I don't see why you would need dummy variables...

$\displaystyle \begin{align*} \frac{\mathrm{d}y}{\mathrm{d}x} &= \frac{1}{\sqrt{16 - x^2}} \\ y &= \int{ \frac{1}{\sqrt{16 - x^2}}\,\mathrm{d}x } \end{align*}$

Once you integrate you will have a constant of integration, use your initial condition to determine it.
 
  • #4
You don't need them but it helps to distinguish the integrand from the final integral.
 
  • #5
the MML sample didn't use dummy vars
but showing 20+ steps I got lost. so want see how this goes
\(\displaystyle \int_{y_0}^{y(x)}\,du=\int_0^x \left(16-v^2\right)^{-\frac{1}{2}}\,dv\)
so next
$\displaystyle
\left[u\right]_{12}^{y(x)}
=\left[\arcsin\left(\frac{u}{4}\right)\right]_0^x$
kinda ??
 

FAQ: Solve the initial value problem

What is an initial value problem?

An initial value problem is a type of mathematical problem that involves finding a function or set of functions that satisfy a given set of conditions. These conditions usually include an equation or system of equations and one or more initial values that must be satisfied by the solution.
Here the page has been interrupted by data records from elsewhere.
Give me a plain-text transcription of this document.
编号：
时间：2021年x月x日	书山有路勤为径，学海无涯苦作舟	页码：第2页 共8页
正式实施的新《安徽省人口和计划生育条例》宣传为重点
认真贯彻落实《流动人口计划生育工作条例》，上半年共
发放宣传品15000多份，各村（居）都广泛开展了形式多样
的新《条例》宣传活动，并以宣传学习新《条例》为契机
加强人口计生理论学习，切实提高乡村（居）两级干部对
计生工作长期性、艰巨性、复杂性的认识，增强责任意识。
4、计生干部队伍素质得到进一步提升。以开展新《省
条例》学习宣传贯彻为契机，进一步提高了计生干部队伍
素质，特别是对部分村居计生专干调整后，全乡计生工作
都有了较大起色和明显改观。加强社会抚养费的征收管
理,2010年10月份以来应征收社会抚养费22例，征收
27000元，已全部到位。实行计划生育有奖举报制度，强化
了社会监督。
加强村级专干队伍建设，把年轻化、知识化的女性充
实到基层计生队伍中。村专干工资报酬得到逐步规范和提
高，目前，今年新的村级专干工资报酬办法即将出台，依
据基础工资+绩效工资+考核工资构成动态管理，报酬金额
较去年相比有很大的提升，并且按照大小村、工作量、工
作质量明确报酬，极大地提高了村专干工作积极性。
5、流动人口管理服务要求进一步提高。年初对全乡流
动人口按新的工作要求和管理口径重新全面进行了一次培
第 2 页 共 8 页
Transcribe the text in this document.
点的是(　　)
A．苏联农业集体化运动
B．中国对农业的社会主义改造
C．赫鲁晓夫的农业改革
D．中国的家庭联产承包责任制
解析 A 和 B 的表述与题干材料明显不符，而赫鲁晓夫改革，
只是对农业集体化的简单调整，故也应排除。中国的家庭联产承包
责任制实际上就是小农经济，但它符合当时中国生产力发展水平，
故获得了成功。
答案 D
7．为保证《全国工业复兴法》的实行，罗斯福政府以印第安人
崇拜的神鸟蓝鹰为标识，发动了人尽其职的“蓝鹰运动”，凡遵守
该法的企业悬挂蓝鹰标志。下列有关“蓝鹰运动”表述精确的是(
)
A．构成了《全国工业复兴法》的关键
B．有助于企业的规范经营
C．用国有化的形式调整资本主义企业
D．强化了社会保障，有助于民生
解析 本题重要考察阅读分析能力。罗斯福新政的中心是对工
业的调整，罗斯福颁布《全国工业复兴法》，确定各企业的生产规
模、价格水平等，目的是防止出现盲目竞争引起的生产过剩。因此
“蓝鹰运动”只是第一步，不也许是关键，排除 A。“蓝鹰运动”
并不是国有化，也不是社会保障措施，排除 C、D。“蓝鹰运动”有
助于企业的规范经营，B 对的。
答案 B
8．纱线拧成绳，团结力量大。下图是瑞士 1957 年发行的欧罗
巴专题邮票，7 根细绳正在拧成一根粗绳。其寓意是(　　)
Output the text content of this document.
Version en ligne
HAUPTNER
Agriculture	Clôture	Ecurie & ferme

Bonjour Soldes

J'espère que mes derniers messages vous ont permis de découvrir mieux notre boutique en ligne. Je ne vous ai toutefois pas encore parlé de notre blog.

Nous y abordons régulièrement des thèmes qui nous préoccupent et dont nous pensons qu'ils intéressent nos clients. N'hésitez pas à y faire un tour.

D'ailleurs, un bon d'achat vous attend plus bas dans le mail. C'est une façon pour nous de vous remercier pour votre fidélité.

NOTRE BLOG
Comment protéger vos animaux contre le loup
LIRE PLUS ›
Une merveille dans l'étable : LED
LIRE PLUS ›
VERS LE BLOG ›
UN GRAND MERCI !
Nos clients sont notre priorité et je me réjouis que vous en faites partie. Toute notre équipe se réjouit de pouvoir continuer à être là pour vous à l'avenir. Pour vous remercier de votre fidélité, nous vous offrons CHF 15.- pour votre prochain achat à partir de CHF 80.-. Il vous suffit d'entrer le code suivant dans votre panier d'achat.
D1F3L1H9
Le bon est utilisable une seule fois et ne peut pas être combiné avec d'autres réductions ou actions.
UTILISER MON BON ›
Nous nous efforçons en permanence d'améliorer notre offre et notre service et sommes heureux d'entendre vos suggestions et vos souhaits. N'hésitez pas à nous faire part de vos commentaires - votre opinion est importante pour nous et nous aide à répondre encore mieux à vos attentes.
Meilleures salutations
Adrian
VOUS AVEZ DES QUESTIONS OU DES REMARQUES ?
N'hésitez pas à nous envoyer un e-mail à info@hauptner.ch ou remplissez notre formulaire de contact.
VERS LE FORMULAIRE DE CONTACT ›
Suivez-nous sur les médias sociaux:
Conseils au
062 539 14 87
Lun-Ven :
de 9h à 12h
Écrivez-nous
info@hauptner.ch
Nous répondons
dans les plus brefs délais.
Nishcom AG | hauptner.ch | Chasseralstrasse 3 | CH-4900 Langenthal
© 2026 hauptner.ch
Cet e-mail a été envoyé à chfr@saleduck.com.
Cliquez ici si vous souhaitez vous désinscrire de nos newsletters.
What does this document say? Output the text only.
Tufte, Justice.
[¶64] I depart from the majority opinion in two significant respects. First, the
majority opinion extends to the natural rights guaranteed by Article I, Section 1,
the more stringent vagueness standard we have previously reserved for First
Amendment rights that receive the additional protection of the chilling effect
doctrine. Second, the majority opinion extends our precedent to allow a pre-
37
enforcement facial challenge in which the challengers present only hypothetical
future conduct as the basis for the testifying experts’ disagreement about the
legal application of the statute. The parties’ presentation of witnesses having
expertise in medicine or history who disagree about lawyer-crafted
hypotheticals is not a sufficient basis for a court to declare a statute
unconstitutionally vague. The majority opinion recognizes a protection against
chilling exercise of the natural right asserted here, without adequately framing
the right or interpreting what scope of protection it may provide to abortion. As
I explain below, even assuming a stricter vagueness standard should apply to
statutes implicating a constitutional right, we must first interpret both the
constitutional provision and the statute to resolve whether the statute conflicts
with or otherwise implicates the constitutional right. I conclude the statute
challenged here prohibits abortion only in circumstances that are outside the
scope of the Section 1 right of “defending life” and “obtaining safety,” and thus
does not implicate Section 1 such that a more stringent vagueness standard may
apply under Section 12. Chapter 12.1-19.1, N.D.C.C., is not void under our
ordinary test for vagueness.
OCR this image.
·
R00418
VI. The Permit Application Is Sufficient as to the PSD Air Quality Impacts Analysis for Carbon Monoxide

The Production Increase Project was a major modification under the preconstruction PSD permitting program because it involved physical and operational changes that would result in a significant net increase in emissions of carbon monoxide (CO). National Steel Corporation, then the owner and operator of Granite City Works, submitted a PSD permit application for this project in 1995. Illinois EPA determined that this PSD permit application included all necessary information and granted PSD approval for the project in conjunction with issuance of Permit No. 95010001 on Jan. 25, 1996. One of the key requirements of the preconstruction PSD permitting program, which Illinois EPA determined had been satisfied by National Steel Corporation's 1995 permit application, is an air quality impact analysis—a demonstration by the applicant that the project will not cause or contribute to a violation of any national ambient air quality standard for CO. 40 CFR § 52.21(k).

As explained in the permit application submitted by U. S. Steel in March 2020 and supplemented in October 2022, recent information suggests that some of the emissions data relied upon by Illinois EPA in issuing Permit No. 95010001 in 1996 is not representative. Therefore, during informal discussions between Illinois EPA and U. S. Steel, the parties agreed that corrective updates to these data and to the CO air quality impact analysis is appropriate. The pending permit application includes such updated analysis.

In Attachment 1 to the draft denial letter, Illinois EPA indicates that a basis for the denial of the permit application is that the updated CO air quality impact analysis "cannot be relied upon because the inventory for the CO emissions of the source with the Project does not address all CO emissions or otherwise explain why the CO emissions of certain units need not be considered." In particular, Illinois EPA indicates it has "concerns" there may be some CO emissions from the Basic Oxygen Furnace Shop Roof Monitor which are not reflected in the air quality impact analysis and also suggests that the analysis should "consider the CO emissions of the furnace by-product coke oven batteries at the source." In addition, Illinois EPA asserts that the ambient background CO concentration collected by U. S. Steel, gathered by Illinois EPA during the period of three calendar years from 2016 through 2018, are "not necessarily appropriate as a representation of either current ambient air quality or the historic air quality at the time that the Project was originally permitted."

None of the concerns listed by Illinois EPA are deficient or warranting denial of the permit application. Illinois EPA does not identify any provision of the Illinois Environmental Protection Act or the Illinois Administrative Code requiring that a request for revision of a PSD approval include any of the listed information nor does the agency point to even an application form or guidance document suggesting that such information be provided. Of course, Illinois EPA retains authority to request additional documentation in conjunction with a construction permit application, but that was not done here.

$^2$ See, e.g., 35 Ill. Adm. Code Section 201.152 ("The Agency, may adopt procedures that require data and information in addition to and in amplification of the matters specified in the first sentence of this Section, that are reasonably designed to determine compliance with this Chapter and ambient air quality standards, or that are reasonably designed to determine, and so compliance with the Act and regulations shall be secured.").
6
What is the process for solving an initial value problem?

The process for solving an initial value problem typically involves using a combination of algebraic manipulation, calculus, and other mathematical techniques. The goal is to find a solution that satisfies both the given equation(s) and the initial values.

What are some common techniques used to solve initial value problems?

Some common techniques used to solve initial value problems include separation of variables, substitution, and using integrating factors. Other techniques that may be used depending on the specific problem include Laplace transforms, power series, and numerical methods.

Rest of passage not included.